DARLINGTON, SC (WMBF) - The 2017 U.S. News Best High Schools rankings for top schools in South Carolina have been released, and No. 13 on that list is the Mayo High School for Math, Science, and Technology in Darlington.
Schools are ranked based on four criteria: students' performance on state required tests, proficiency rates of students' in both math and reading, college readiness based on the number of AP classes, and graduation rates compared to state average, the website stated.
Mayo High School for Math, Science, and Technology has approximately 350 students and a graduation rate of 100 percent.
Students scored 100 percent in math proficiency, 88 percent in English proficiency, and 58 percent AP passed testing.
Mayo High School is the magnet school for Darlington County and each student must apply on a lottery system and be a resident of Darlington County.

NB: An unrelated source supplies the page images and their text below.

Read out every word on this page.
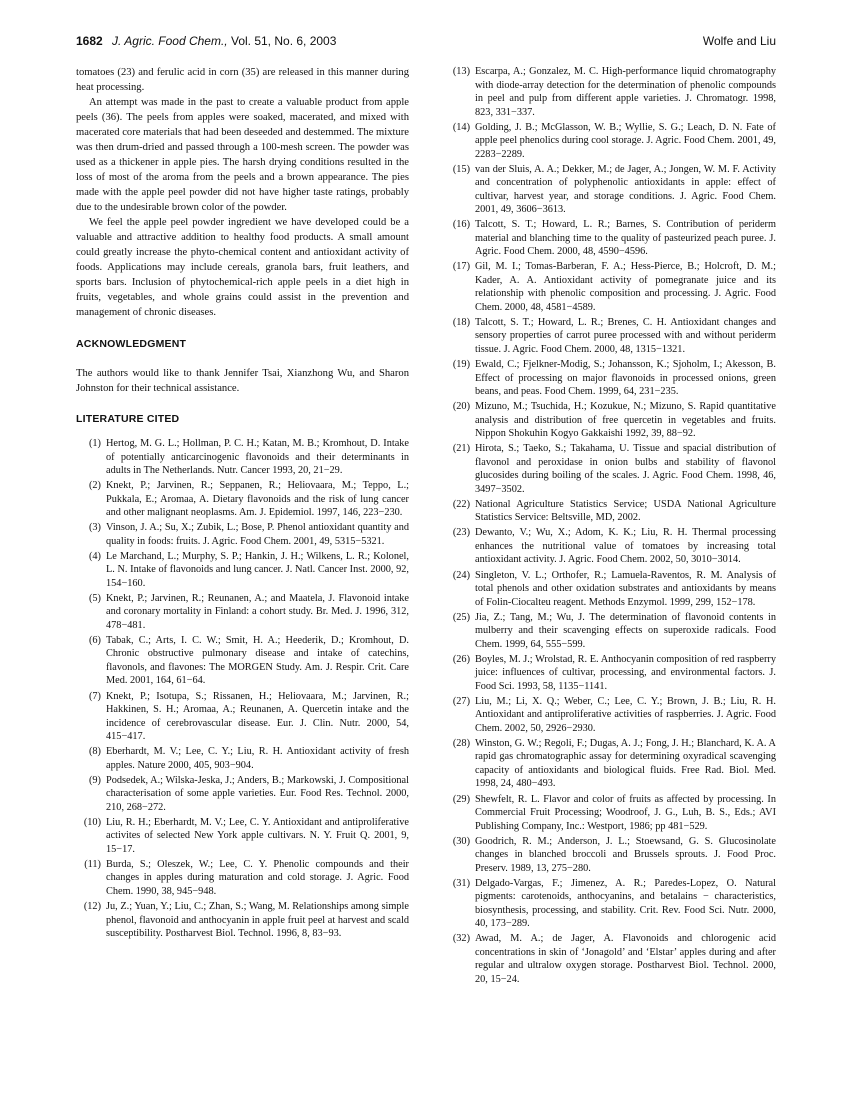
1682 J. Agric. Food Chem., Vol. 51, No. 6, 2003	Wolfe and Liu

tomatoes (23) and ferulic acid in corn (35) are released in this manner during heat processing.

An attempt was made in the past to create a valuable product from apple peels (36). The peels from apples were soaked, macerated, and mixed with macerated core materials that had been deseeded and destemmed. The mixture was then drum-dried and passed through a 100-mesh screen. The powder was used as a thickener in apple pies. The harsh drying conditions resulted in the loss of most of the aroma from the peels and a brown appearance. The pies made with the apple peel powder did not have higher taste ratings, probably due to the undesirable brown color of the powder.

We feel the apple peel powder ingredient we have developed could be a valuable and attractive addition to healthy food products. A small amount could greatly increase the phyto-chemical content and antioxidant activity of foods. Applications may include cereals, granola bars, fruit leathers, and sports bars. Inclusion of phytochemical-rich apple peels in a diet high in fruits, vegetables, and whole grains could assist in the prevention and management of chronic diseases.

ACKNOWLEDGMENT

The authors would like to thank Jennifer Tsai, Xianzhong Wu, and Sharon Johnston for their technical assistance.

LITERATURE CITED
(1) Hertog, M. G. L.; Hollman, P. C. H.; Katan, M. B.; Kromhout, D. Intake of potentially anticarcinogenic flavonoids and their determinants in adults in The Netherlands. Nutr. Cancer 1993, 20, 21−29.
(2) Knekt, P.; Jarvinen, R.; Seppanen, R.; Heliovaara, M.; Teppo, L.; Pukkala, E.; Aromaa, A. Dietary flavonoids and the risk of lung cancer and other malignant neoplasms. Am. J. Epidemiol. 1997, 146, 223−230.
(3) Vinson, J. A.; Su, X.; Zubik, L.; Bose, P. Phenol antioxidant quantity and quality in foods: fruits. J. Agric. Food Chem. 2001, 49, 5315−5321.
(4) Le Marchand, L.; Murphy, S. P.; Hankin, J. H.; Wilkens, L. R.; Kolonel, L. N. Intake of flavonoids and lung cancer. J. Natl. Cancer Inst. 2000, 92, 154−160.
(5) Knekt, P.; Jarvinen, R.; Reunanen, A.; and Maatela, J. Flavonoid intake and coronary mortality in Finland: a cohort study. Br. Med. J. 1996, 312, 478−481.
(6) Tabak, C.; Arts, I. C. W.; Smit, H. A.; Heederik, D.; Kromhout, D. Chronic obstructive pulmonary disease and intake of catechins, flavonols, and flavones: The MORGEN Study. Am. J. Respir. Crit. Care Med. 2001, 164, 61−64.
(7) Knekt, P.; Isotupa, S.; Rissanen, H.; Heliovaara, M.; Jarvinen, R.; Hakkinen, S. H.; Aromaa, A.; Reunanen, A. Quercetin intake and the incidence of cerebrovascular disease. Eur. J. Clin. Nutr. 2000, 54, 415−417.
(8) Eberhardt, M. V.; Lee, C. Y.; Liu, R. H. Antioxidant activity of fresh apples. Nature 2000, 405, 903−904.
(9) Podsedek, A.; Wilska-Jeska, J.; Anders, B.; Markowski, J. Compositional characterisation of some apple varieties. Eur. Food Res. Technol. 2000, 210, 268−272.
(10) Liu, R. H.; Eberhardt, M. V.; Lee, C. Y. Antioxidant and antiproliferative activites of selected New York apple cultivars. N. Y. Fruit Q. 2001, 9, 15−17.
(11) Burda, S.; Oleszek, W.; Lee, C. Y. Phenolic compounds and their changes in apples during maturation and cold storage. J. Agric. Food Chem. 1990, 38, 945−948.
(12) Ju, Z.; Yuan, Y.; Liu, C.; Zhan, S.; Wang, M. Relationships among simple phenol, flavonoid and anthocyanin in apple fruit peel at harvest and scald susceptibility. Postharvest Biol. Technol. 1996, 8, 83−93.
(13) Escarpa, A.; Gonzalez, M. C. High-performance liquid chromatography with diode-array detection for the determination of phenolic compounds in peel and pulp from different apple varieties. J. Chromatogr. 1998, 823, 331−337.
(14) Golding, J. B.; McGlasson, W. B.; Wyllie, S. G.; Leach, D. N. Fate of apple peel phenolics during cool storage. J. Agric. Food Chem. 2001, 49, 2283−2289.
(15) van der Sluis, A. A.; Dekker, M.; de Jager, A.; Jongen, W. M. F. Activity and concentration of polyphenolic antioxidants in apple: effect of cultivar, harvest year, and storage conditions. J. Agric. Food Chem. 2001, 49, 3606−3613.
(16) Talcott, S. T.; Howard, L. R.; Barnes, S. Contribution of periderm material and blanching time to the quality of pasteurized peach puree. J. Agric. Food Chem. 2000, 48, 4590−4596.
(17) Gil, M. I.; Tomas-Barberan, F. A.; Hess-Pierce, B.; Holcroft, D. M.; Kader, A. A. Antioxidant activity of pomegranate juice and its relationship with phenolic composition and processing. J. Agric. Food Chem. 2000, 48, 4581−4589.
(18) Talcott, S. T.; Howard, L. R.; Brenes, C. H. Antioxidant changes and sensory properties of carrot puree processed with and without periderm tissue. J. Agric. Food Chem. 2000, 48, 1315−1321.
(19) Ewald, C.; Fjelkner-Modig, S.; Johansson, K.; Sjoholm, I.; Akesson, B. Effect of processing on major flavonoids in processed onions, green beans, and peas. Food Chem. 1999, 64, 231−235.
(20) Mizuno, M.; Tsuchida, H.; Kozukue, N.; Mizuno, S. Rapid quantitative analysis and distribution of free quercetin in vegetables and fruits. Nippon Shokuhin Kogyo Gakkaishi 1992, 39, 88−92.
(21) Hirota, S.; Taeko, S.; Takahama, U. Tissue and spacial distribution of flavonol and peroxidase in onion bulbs and stability of flavonol glucosides during boiling of the scales. J. Agric. Food Chem. 1998, 46, 3497−3502.
(22) National Agriculture Statistics Service; USDA National Agriculture Statistics Service: Beltsville, MD, 2002.
(23) Dewanto, V.; Wu, X.; Adom, K. K.; Liu, R. H. Thermal processing enhances the nutritional value of tomatoes by increasing total antioxidant activity. J. Agric. Food Chem. 2002, 50, 3010−3014.
(24) Singleton, V. L.; Orthofer, R.; Lamuela-Raventos, R. M. Analysis of total phenols and other oxidation substrates and antioxidants by means of Folin-Ciocalteu reagent. Methods Enzymol. 1999, 299, 152−178.
(25) Jia, Z.; Tang, M.; Wu, J. The determination of flavonoid contents in mulberry and their scavenging effects on superoxide radicals. Food Chem. 1999, 64, 555−599.
(26) Boyles, M. J.; Wrolstad, R. E. Anthocyanin composition of red raspberry juice: influences of cultivar, processing, and environmental factors. J. Food Sci. 1993, 58, 1135−1141.
(27) Liu, M.; Li, X. Q.; Weber, C.; Lee, C. Y.; Brown, J. B.; Liu, R. H. Antioxidant and antiproliferative activities of raspberries. J. Agric. Food Chem. 2002, 50, 2926−2930.
(28) Winston, G. W.; Regoli, F.; Dugas, A. J.; Fong, J. H.; Blanchard, K. A. A rapid gas chromatographic assay for determining oxyradical scavenging capacity of antioxidants and biological fluids. Free Rad. Biol. Med. 1998, 24, 480−493.
(29) Shewfelt, R. L. Flavor and color of fruits as affected by processing. In Commercial Fruit Processing; Woodroof, J. G., Luh, B. S., Eds.; AVI Publishing Company, Inc.: Westport, 1986; pp 481−529.
(30) Goodrich, R. M.; Anderson, J. L.; Stoewsand, G. S. Glucosinolate changes in blanched broccoli and Brussels sprouts. J. Food Proc. Preserv. 1989, 13, 275−280.
(31) Delgado-Vargas, F.; Jimenez, A. R.; Paredes-Lopez, O. Natural pigments: carotenoids, anthocyanins, and betalains − characteristics, biosynthesis, processing, and stability. Crit. Rev. Food Sci. Nutr. 2000, 40, 173−289.
(32) Awad, M. A.; de Jager, A. Flavonoids and chlorogenic acid concentrations in skin of ‘Jonagold’ and ‘Elstar’ apples during and after regular and ultralow oxygen storage. Postharvest Biol. Technol. 2000, 20, 15−24.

Principal Arlene Wallace said students must be prepared for the high rigor.
"Some students it's going to take a little bit more for them to get used to, 'Oh, I have to do homework every day, I have to study every night. So it just depends if they have that drive then this school can be for them," said Wallace. "We always tell them to make sure they know, you're going to have to put the work in."
Mayo High School has four AP classes and senior Emily Cooper said the school has paved the way for her full-ride academic scholarship to Vanderbilt University.
"Ever since I was in elementary I was in third grade and I wanted a full ride, because I was a twin," stated Cooper. "I knew both of us going at the same time was going to be expensive for my parents and it would be big for my family, so I knew I wanted to get a full ride."
Wallace said when the school opened the acceptance package, the best part was when the cost to parents said zero.
"Yes, and our class last year was offered $8.1 million in scholarships and this year's class said they are going to beat that class," Wallace added.
Cooper credits the high expectations the teachers set for students to her success at Mayo High.
"They don't want anything less, and the students around here are very smart too, so competition drives you to do better and our principal doesn't expect anything less. She wants the great and says hard work pays off," Cooper said.
Wallace added she likes to call Mayo High School S.T.E.A.M as well, because of the fantastic arts programs.
As for Cooper, she plans on majoring in biology and knows it's possible to lose her scholarship.
"I want to keep it, and then hopefully go to medical school at Vanderbilt and then become a doctor," stated Cooper.
Mayo High School is doing its best in terms of curriculum and preparing the students, Wallace explained.
The high school received a bronze award the last two years, but the goal will continue to be ranked silver.